Insulin can cost upwards of $400 per month, and because of that 29 million people (according to NPR) simply can't afford it and go without.

If we truly want to improve outcomes, we need to reign in the skyrocketing costs of life saving medications. It is pathetic that other civilized nations refuse to let their patients be price gouged, but we seem to welcome it.
paul (brooklyn)
Agreed Sarah...health care should be affordable. It is a de facto crime what is going on in this country.

However, it should not be free either or you get the abuse from the other end by patients.
Sarah O'Leary (Dallas, Texas)
Paul, I do believe there are a myriad of drugs that could be given at no/low cost (such as birth control and cholesterol meds) that won't be abused. Still, I concede that those that are typically abused (opioids) must be closely monitored.

Other countries have figured this out.

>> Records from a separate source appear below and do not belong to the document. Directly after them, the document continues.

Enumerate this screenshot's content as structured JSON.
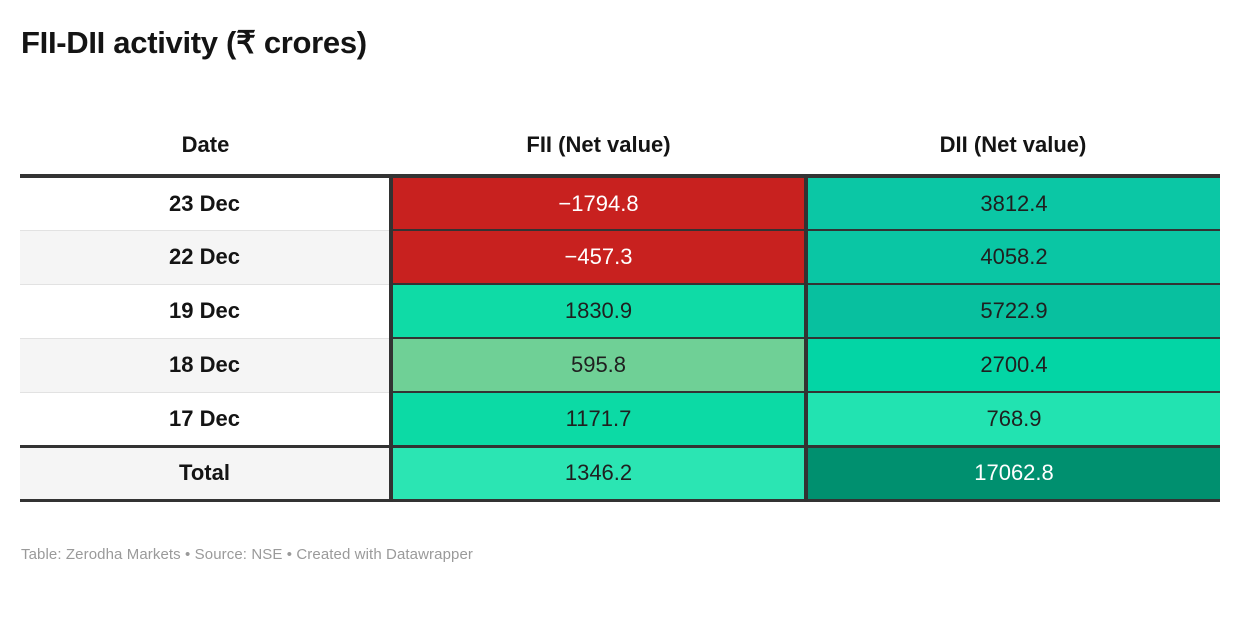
{
  "title": "FII-DII activity (₹ crores)",
  "footer": "Table: Zerodha Markets • Source: NSE • Created with Datawrapper",
  "table": {
    "columns": [
      "Date",
      "FII (Net value)",
      "DII (Net value)"
    ],
    "rows": [
      {
        "date": "23 Dec",
        "fii": {
          "value": "−1794.8",
          "bg": "#c8211f",
          "fg": "#ffffff"
        },
        "dii": {
          "value": "3812.4",
          "bg": "#0bc7a5",
          "fg": "#1f1f1f"
        }
      },
      {
        "date": "22 Dec",
        "fii": {
          "value": "−457.3",
          "bg": "#c8211f",
          "fg": "#ffffff"
        },
        "dii": {
          "value": "4058.2",
          "bg": "#0ac6a4",
          "fg": "#1f1f1f"
        }
      },
      {
        "date": "19 Dec",
        "fii": {
          "value": "1830.9",
          "bg": "#0fdba6",
          "fg": "#1f1f1f"
        },
        "dii": {
          "value": "5722.9",
          "bg": "#08c09f",
          "fg": "#1f1f1f"
        }
      },
      {
        "date": "18 Dec",
        "fii": {
          "value": "595.8",
          "bg": "#6fd096",
          "fg": "#1f1f1f"
        },
        "dii": {
          "value": "2700.4",
          "bg": "#03d5a5",
          "fg": "#1f1f1f"
        }
      },
      {
        "date": "17 Dec",
        "fii": {
          "value": "1171.7",
          "bg": "#0cdaa5",
          "fg": "#1f1f1f"
        },
        "dii": {
          "value": "768.9",
          "bg": "#22e3b1",
          "fg": "#1f1f1f"
        }
      }
    ],
    "total": {
      "label": "Total",
      "fii": {
        "value": "1346.2",
        "bg": "#2be5b3",
        "fg": "#1f1f1f"
      },
      "dii": {
        "value": "17062.8",
        "bg": "#00906f",
        "fg": "#ffffff"
      }
    }
  },
  "chart_data": {
    "type": "table",
    "title": "FII-DII activity (₹ crores)",
    "columns": [
      "Date",
      "FII (Net value)",
      "DII (Net value)"
    ],
    "categories": [
      "23 Dec",
      "22 Dec",
      "19 Dec",
      "18 Dec",
      "17 Dec",
      "Total"
    ],
    "series": [
      {
        "name": "FII (Net value)",
        "values": [
          -1794.8,
          -457.3,
          1830.9,
          595.8,
          1171.7,
          1346.2
        ]
      },
      {
        "name": "DII (Net value)",
        "values": [
          3812.4,
          4058.2,
          5722.9,
          2700.4,
          768.9,
          17062.8
        ]
      }
    ],
    "color_coding": {
      "negative": "#c8211f",
      "positive_scale_low": "#22e3b1",
      "positive_scale_high": "#00906f"
    },
    "notes": "Table: Zerodha Markets • Source: NSE • Created with Datawrapper"
  }
}
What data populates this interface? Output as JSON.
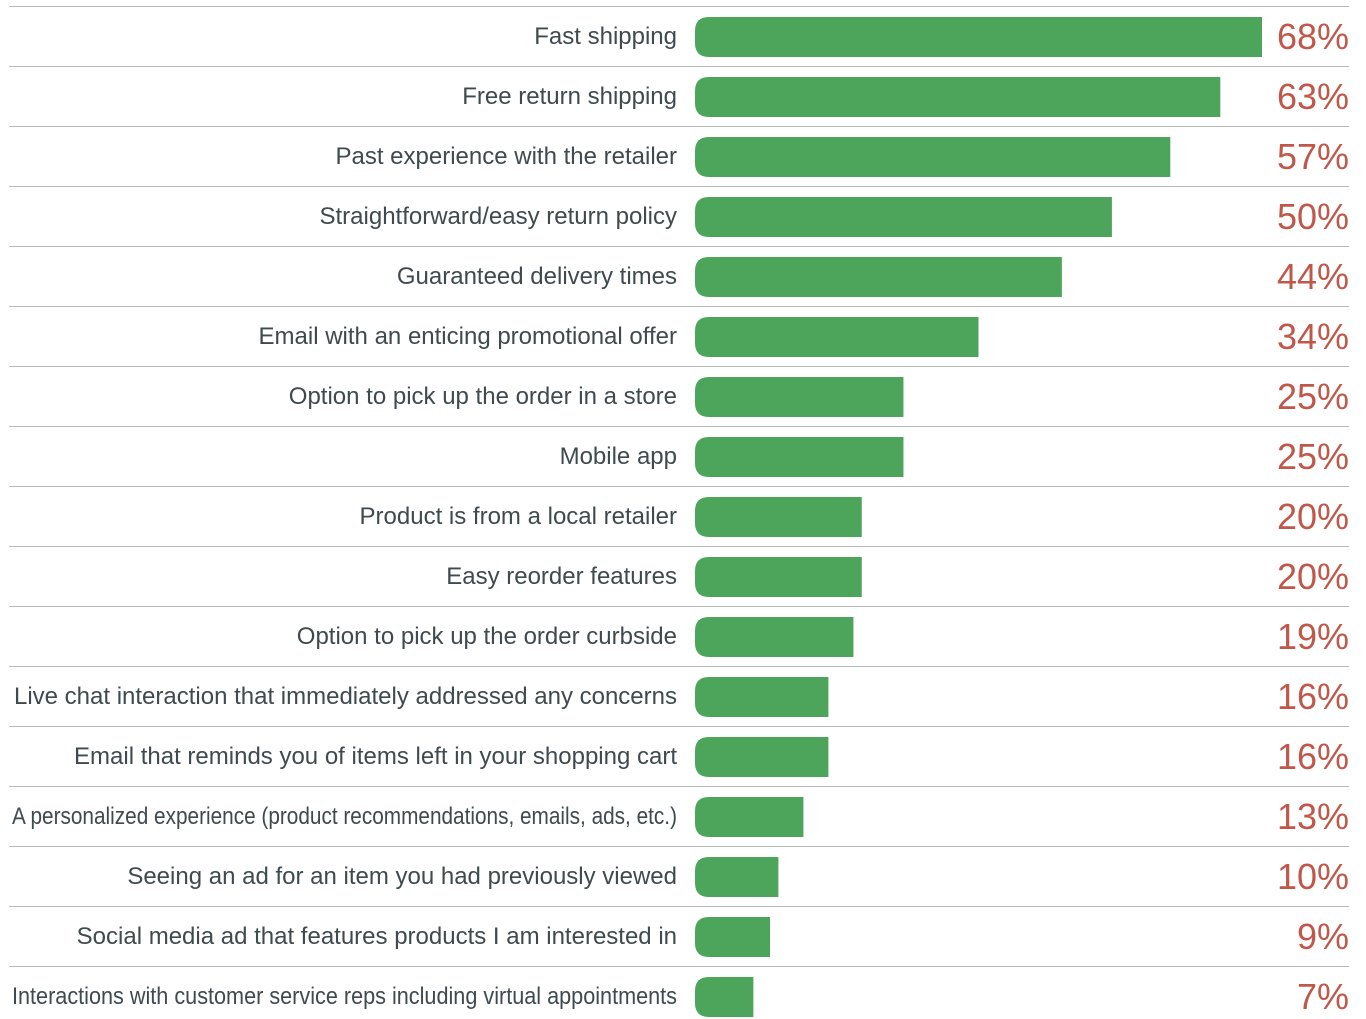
{
  "chart_data": {
    "type": "bar",
    "orientation": "horizontal",
    "title": "",
    "xlabel": "",
    "ylabel": "",
    "xlim": [
      0,
      68
    ],
    "grid": false,
    "legend": "none",
    "colors": {
      "bar": "#4ca55b",
      "value_label": "#c0584a",
      "category_label": "#3f4a4f",
      "separator": "#b9b9b9"
    },
    "categories": [
      "Fast shipping",
      "Free return shipping",
      "Past experience with the retailer",
      "Straightforward/easy return policy",
      "Guaranteed delivery times",
      "Email with an enticing promotional offer",
      "Option to pick up the order in a store",
      "Mobile app",
      "Product is from a local retailer",
      "Easy reorder features",
      "Option to pick up the order curbside",
      "Live chat interaction that immediately addressed any concerns",
      "Email that reminds you of items left in your shopping cart",
      "A personalized experience (product recommendations, emails, ads, etc.)",
      "Seeing an ad for an item you had previously viewed",
      "Social media ad that features products I am interested in",
      "Interactions with customer service reps including virtual appointments"
    ],
    "values": [
      68,
      63,
      57,
      50,
      44,
      34,
      25,
      25,
      20,
      20,
      19,
      16,
      16,
      13,
      10,
      9,
      7
    ],
    "value_labels": [
      "68%",
      "63%",
      "57%",
      "50%",
      "44%",
      "34%",
      "25%",
      "25%",
      "20%",
      "20%",
      "19%",
      "16%",
      "16%",
      "13%",
      "10%",
      "9%",
      "7%"
    ]
  }
}
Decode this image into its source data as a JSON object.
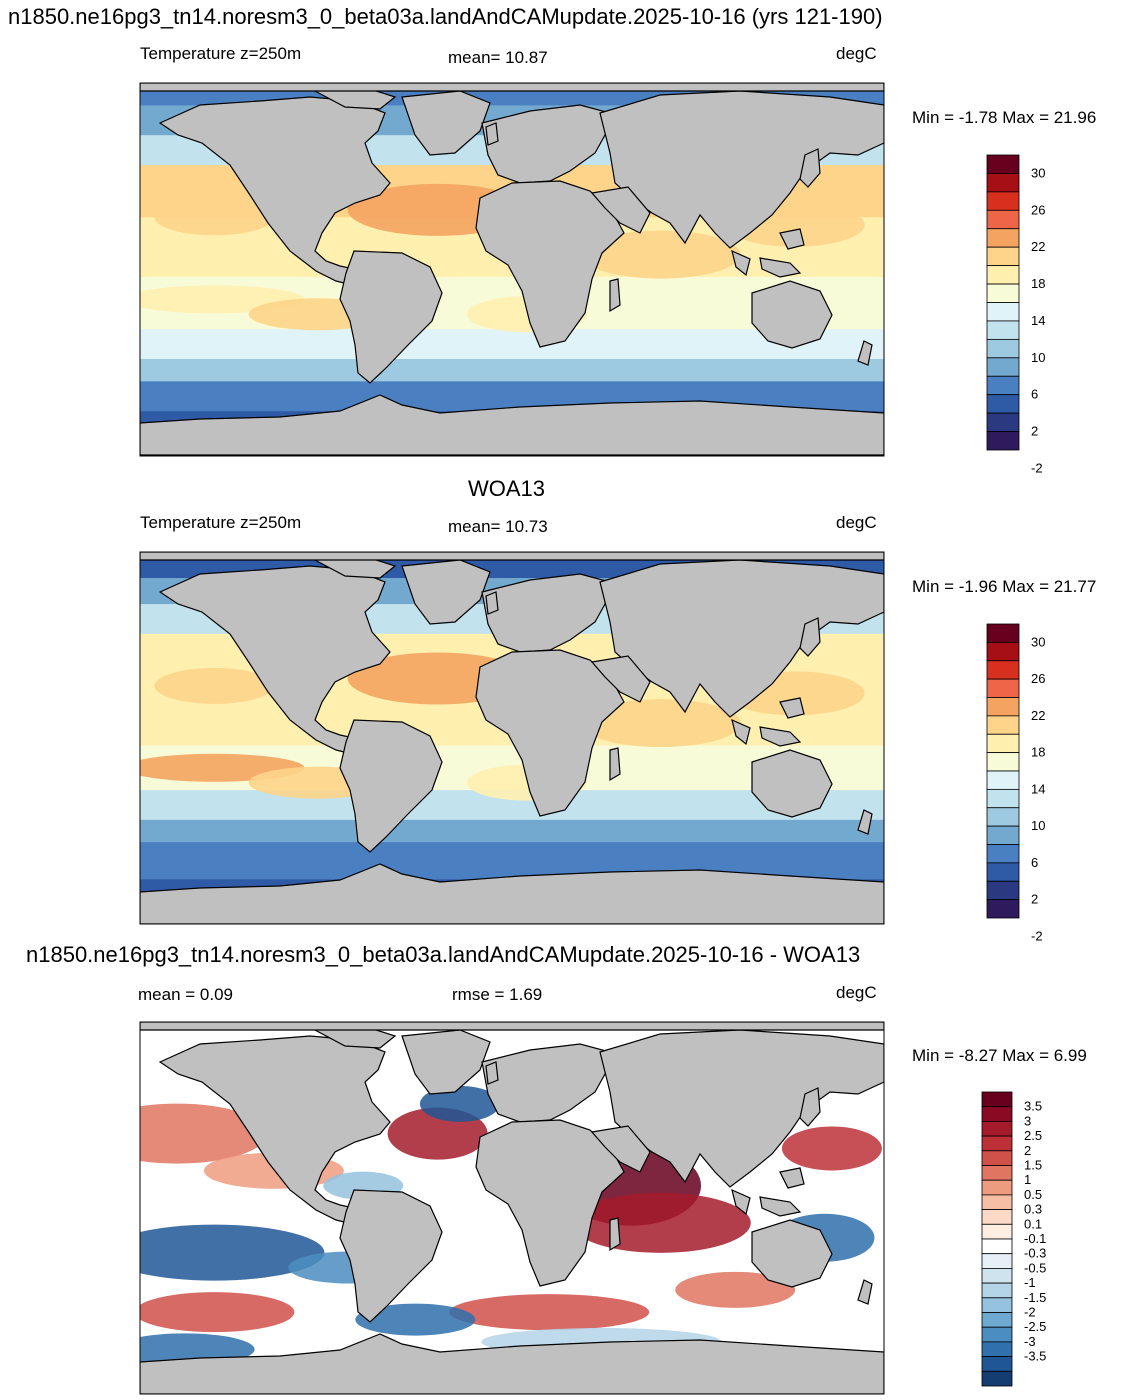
{
  "main_title": "n1850.ne16pg3_tn14.noresm3_0_beta03a.landAndCAMupdate.2025-10-16 (yrs 121-190)",
  "panels": [
    {
      "title": "",
      "left_label": "Temperature z=250m",
      "center_label": "mean=  10.87",
      "right_label": "degC",
      "minmax": "Min =  -1.78 Max =  21.96",
      "colorbar": {
        "labels": [
          "30",
          "26",
          "22",
          "18",
          "14",
          "10",
          "6",
          "2",
          "-2"
        ],
        "colors": [
          "#67001f",
          "#a50f15",
          "#d7301f",
          "#ef6548",
          "#f4a460",
          "#fdd48a",
          "#fff0b0",
          "#f8fbd8",
          "#e0f3f8",
          "#c2e3ee",
          "#9ecae1",
          "#74a9cf",
          "#4a7fc1",
          "#2f5aa5",
          "#2b3a80",
          "#2d1b5e"
        ]
      }
    },
    {
      "title": "WOA13",
      "left_label": "Temperature z=250m",
      "center_label": "mean=  10.73",
      "right_label": "degC",
      "minmax": "Min =  -1.96 Max =  21.77",
      "colorbar": {
        "labels": [
          "30",
          "26",
          "22",
          "18",
          "14",
          "10",
          "6",
          "2",
          "-2"
        ],
        "colors": [
          "#67001f",
          "#a50f15",
          "#d7301f",
          "#ef6548",
          "#f4a460",
          "#fdd48a",
          "#fff0b0",
          "#f8fbd8",
          "#e0f3f8",
          "#c2e3ee",
          "#9ecae1",
          "#74a9cf",
          "#4a7fc1",
          "#2f5aa5",
          "#2b3a80",
          "#2d1b5e"
        ]
      }
    },
    {
      "title": "n1850.ne16pg3_tn14.noresm3_0_beta03a.landAndCAMupdate.2025-10-16 - WOA13",
      "left_label": "mean =   0.09",
      "center_label": "rmse =   1.69",
      "right_label": "degC",
      "minmax": "Min =  -8.27 Max =   6.99",
      "colorbar": {
        "labels": [
          "3.5",
          "3",
          "2.5",
          "2",
          "1.5",
          "1",
          "0.5",
          "0.3",
          "0.1",
          "-0.1",
          "-0.3",
          "-0.5",
          "-1",
          "-1.5",
          "-2",
          "-2.5",
          "-3",
          "-3.5"
        ],
        "colors": [
          "#67001f",
          "#8b0a23",
          "#a51b2b",
          "#bd3038",
          "#d0504a",
          "#e07662",
          "#ee9c80",
          "#f6bea3",
          "#fbdac8",
          "#fdeee4",
          "#ffffff",
          "#e6f0f6",
          "#cfe3ef",
          "#b4d4e8",
          "#95c2de",
          "#6ea9d0",
          "#4b8dc0",
          "#2f70ad",
          "#1f5795",
          "#143e72"
        ]
      }
    }
  ],
  "map_colors": {
    "land": "#c0c0c0",
    "coast": "#000000"
  }
}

The government agencies that do the research and find solutions just to hand them off to for profit pharmaceutical companies to price gouge us are not doing patients any favors. Further, the inflated costs we are forced to pay, in part, are bankrolling the rest of the world.
paul (brooklyn)
Basically agree Sarah...We have a de facto criminal health care for profit program ie, don't get sick and/or be rich, and/or don't have a bad life event while drug czars become billionaires.

However, patients and outright crooks can also abuse the system.